Qué torpes somos cuando a Dios le pedimos intervenciones que nos apañen la vida. Somos muy de rogarle que nos haga el milagro que necesitamos. No sé, puede que tengamos una definición estrecha de Dios cuando sólo nos servimos de su servicio sobrenatural y no disfrutamos de su compañía.
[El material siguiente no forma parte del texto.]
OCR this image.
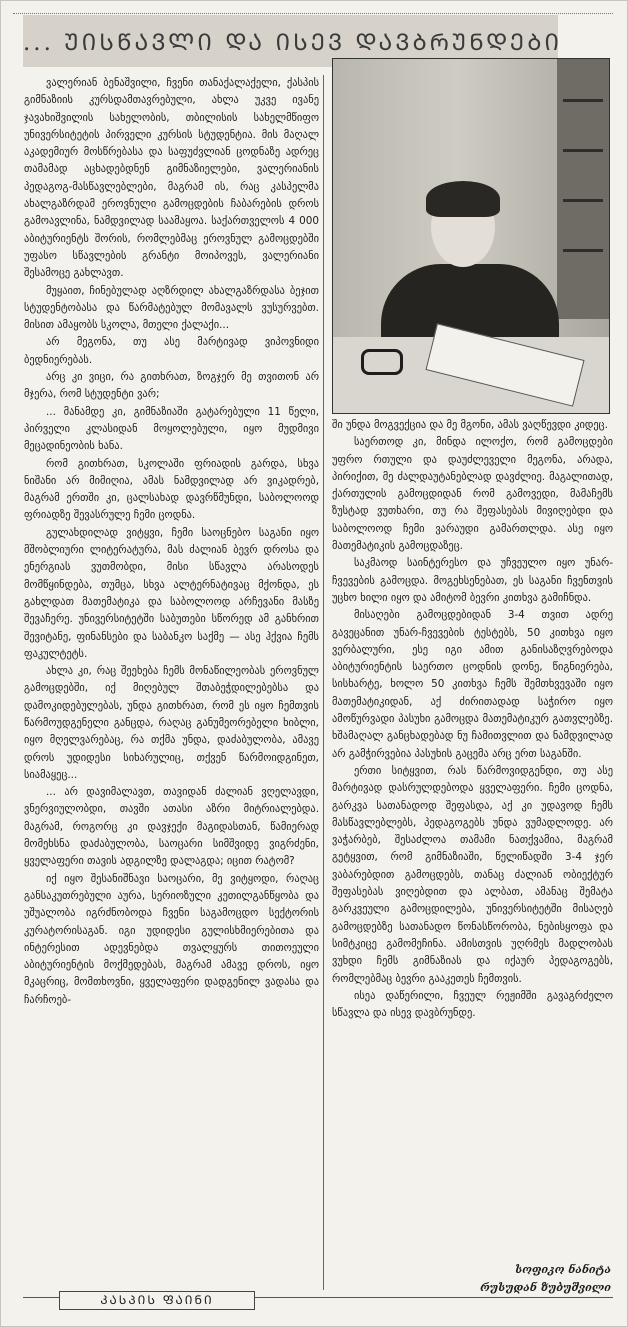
... ᲣᲘᲡᲬᲐᲕᲚᲘ ᲓᲐ ᲘᲡᲔᲕ ᲓᲐᲕᲑᲠᲣᲜᲓᲔᲑᲘ

ვალერიან ბენაშვილი, ჩვენი თანაქალაქელი, ქასპის გიმნაზიის კურსდამთავრებული, ახლა უკვე ივანე ჯავახიშვილის სახელობის, თბილისის სახელმწიფო უნივერსიტეტის პირველი კურსის სტუდენტია. მის მაღალ აკადემიურ მოსწრებასა და საფუძვლიან ცოდნაზე ადრეც თამამად აცხადებდნენ გიმნაზიელები, ვალერიანის პედაგოგ-მასწავლებლები, მაგრამ ის, რაც კასპელმა ახალგაზრდამ ეროვნული გამოცდების ჩაბარების დროს გამოავლინა, ნამდვილად საამაყოა. საქართველოს 4 000 აბიტურიენტს შორის, რომლებმაც ეროვნულ გამოცდებში უფასო სწავლების გრანტი მოიპოვეს, ვალერიანი შესამოცე გახლავთ.

მუყაით, ჩინებულად აღზრდილ ახალგაზრდასა ბეჯით სტუდენტობასა და წარმატებულ მომავალს ვუსურვებთ. მისით ამაყობს სკოლა, მთელი ქალაქი...

არ მეგონა, თუ ასე მარტივად ვიპოვნიდი ბედნიერებას.

არც კი ვიცი, რა გითხრათ, ზოგჯერ მე თვითონ არ მჯერა, რომ სტუდენტი ვარ;

... მანამდე კი, გიმნაზიაში გატარებული 11 წელი, პირველი კლასიდან მოყოლებული, იყო მუდმივი მეცადინეობის ხანა.

რომ გითხრათ, სკოლაში ფრიადის გარდა, სხვა ნიშანი არ მიმიღია, ამას ნამდვილად არ ვიკადრებ, მაგრამ ერთში კი, ცალსახად დავრწმუნდი, საბოლოოდ ფრიადზე შევასრულე ჩემი ცოდნა.

გულახდილად ვიტყვი, ჩემი საოცნებო საგანი იყო მშობლიური ლიტერატურა, მას ძალიან ბევრ დროსა და ენერგიას ვუთმობდი, მისი სწავლა არასოდეს მომწყინდება, თუმცა, სხვა ალტერნატივაც მქონდა, ეს გახლდათ მათემატიკა და საბოლოოდ არჩევანი მასზე შევაჩერე. უნივერსიტეტში საბუთები სწორედ ამ განხრით შევიტანე, ფინანსები და საბანკო საქმე — ასე ჰქვია ჩემს ფაკულტეტს.

ახლა კი, რაც შეეხება ჩემს მონაწილეობას ეროვნულ გამოცდებში, იქ მიღებულ შთაბეჭდილებებსა და დამოკიდებულებას, უნდა გითხრათ, რომ ეს იყო ჩემთვის წარმოუდგენელი განცდა, რაღაც განუმეორებელი ხიბლი, იყო მღელვარებაც, რა თქმა უნდა, დაძაბულობა, ამავე დროს უდიდესი სიხარულიც, თქვენ წარმოიდგინეთ, სიამაყეც...

... არ დავიმალავთ, თავიდან ძალიან ვღელავდი, ვნერვიულობდი, თავში ათასი აზრი მიტრიალებდა. მაგრამ, როგორც კი დავჯექი მაგიდასთან, წამიერად მომეხსნა დაძაბულობა, საოცარი სიმშვიდე ვიგრძენი, ყველაფერი თავის ადგილზე დალაგდა; იცით რატომ?

იქ იყო შესანიშნავი საოცარი, მე ვიტყოდი, რაღაც განსაკუთრებული აურა, სერიოზული კეთილგანწყობა და უშუალობა იგრძნობოდა ჩვენი საგამოცდო სექტორის კურატორისაგან. იგი უდიდესი გულისხმიერებითა და ინტერესით ადევნებდა თვალყურს თითოეული აბიტურიენტის მოქმედებას, მაგრამ ამავე დროს, იყო მკაცრიც, მომთხოვნი, ყველაფერი დადგენილ ვადასა და ჩარჩოებ-

ში უნდა მოგვექცია და მე მგონი, ამას ვაღწევდი კიდეც.

საერთოდ კი, მინდა ილოქო, რომ გამოცდები უფრო რთული და დაუძლეველი მეგონა, არადა, პირიქით, მე ძალდაუტანებლად დავძლიე. მაგალითად, ქართულის გამოცდიდან რომ გამოვედი, მამაჩემს ზუსტად ვუთხარი, თუ რა შეფასებას მივიღებდი და საბოლოოდ ჩემი ვარაუდი გამართლდა. ასე იყო მათემატიკის გამოცდაზეც.

საკმაოდ საინტერესო და უჩვეულო იყო უნარ-ჩვევების გამოცდა. მოგეხსენებათ, ეს საგანი ჩვენთვის უცხო ხილი იყო და ამიტომ ბევრი კითხვა გამიჩნდა.

მისაღები გამოცდებიდან 3-4 თვით ადრე გავეცანით უნარ-ჩვევების ტესტებს, 50 კითხვა იყო ვერბალური, ესე იგი ამით განისაზღვრებოდა აბიტურიენტის საერთო ცოდნის დონე, წიგნიერება, სისხარტე, ხოლო 50 კითხვა ჩემს შემთხვევაში იყო მათემატიკიდან, აქ ძირითადად საჭირო იყო ამოწურვადი პასუხი გამოცდა მათემატიკურ გათვლებზე. ხშამაღალ განცხადებად ნუ ჩამითვლით და ნამდვილად არ გამჭირვებია პასუხის გაცემა არც ერთ საგანში.

ერთი სიტყვით, რას წარმოვიდგენდი, თუ ასე მარტივად დასრულდებოდა ყველაფერი. ჩემი ცოდნა, გარკვა სათანადოდ შეფასდა, აქ კი უდავოდ ჩემს მასწავლებლებს, პედაგოგებს უნდა ვუმადლოდე. არ ვაჭარბებ, შესაძლოა თამამი ნათქვამია, მაგრამ გეტყვით, რომ გიმნაზიაში, წელიწადში 3-4 ჯერ ვაბარებდით გამოცდებს, თანაც ძალიან ობიექტურ შეფასებას ვიღებდით და ალბათ, ამანაც შემატა გარკვეული გამოცდილება, უნივერსიტეტში მისაღებ გამოცდებზე სათანადო წონასწორობა, ნებისყოფა და სიმტკიცე გამომეჩინა. ამისთვის უღრმეს მადლობას ვუხდი ჩემს გიმნაზიას და იქაურ პედაგოგებს, რომლებმაც ბევრი გააკეთეს ჩემთვის.

ისეა დაწერილი, ჩვეულ რეჟიმში გავაგრძელო სწავლა და ისევ დავბრუნდე.

სოფიკო ნანიტა
რუსუდან ზუბუშვილი
ᲙᲐᲡᲞᲘᲡ ᲤᲐᲘᲜᲘ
El otro día una señora, que tiene la habilidad de agobiarse con facilidad por menudencias, me dijo que había descubierto por fin la clave de la serenidad, y que así se lo recomienda a todo el mundo, “tú pídele al Señor llegar a todas las cosas que te has propuesto, ya verás cómo las alcanzas todas”. Me dio inmediatamente un respingo, porque me sonó a “pídele al Señor que no mueva un ápice tu vida y que te ayude a conseguir todo lo que quieras”. A mí me da la impresión de que Dios quiere lo contrario, que hagamos menos cosas, que suprimamos lo superfluo para que nos demos cuenta de los milagros habituales que nos concede, porque con tanto horario apretado los “milagros menudos” pasan inadvertidos.

Hoy en el Evangelio le piden al Señor que haga un gran signo para demostrar que es el Mesías y así ponerse a adorarlo. Y el Señor responde con una frase que los judíos debieron entender a medias, “así como Jonás estuvo tres días y tres noches en el vientre del pez, así estará el Hijo del hombre en el seno de la tierra tres días y tres noches”. El milagro de Dios será el momento en el que su divinidad pasará más inadvertida, los azotes, la cruz, la muerte. Ese es el gran milagro, Dios triturado en el dolor, cargando con el sufrimiento ajeno, enamorado del hombre hasta parecerse a él en sus extremos de incomprensible violencia.

Cuánto milagro por descubrir aún. Que Jesús se pusiera a lavar los pies de Pedro, el apóstol dispuesto a todo menos a dejarse moldear por su Maestro, es la prueba de que nuestro Dios tiene una naturaleza diferente a la que sospechamos. Le gustan los milagros de cerca, los que sólo nota la persona que le busca. Los milagros públicos le costaban mucho al Señor, tan deseoso de buscar el corazón del hombre y no de exposiciones públicas de poderío. El Señor quiere que reproduzcamos el milagro del abajamiento divino, ese es el milagro del hombre, la humildad ante los demás.

Qué bien lo dice el Papa en un fragmento de su Gaudete et Exultate, “también es nocivo e ideológico el error de quienes viven sospechando del compromiso social de los demás, considerándolo algo superficial, mundano, secularista, inmanentista, comunista, populista. La defensa del inocente que no ha nacido, por ejemplo, debe ser clara, firme y apasionada. Pero igualmente sagrada es la vida de los pobres que ya han nacido, que se debaten en la miseria”.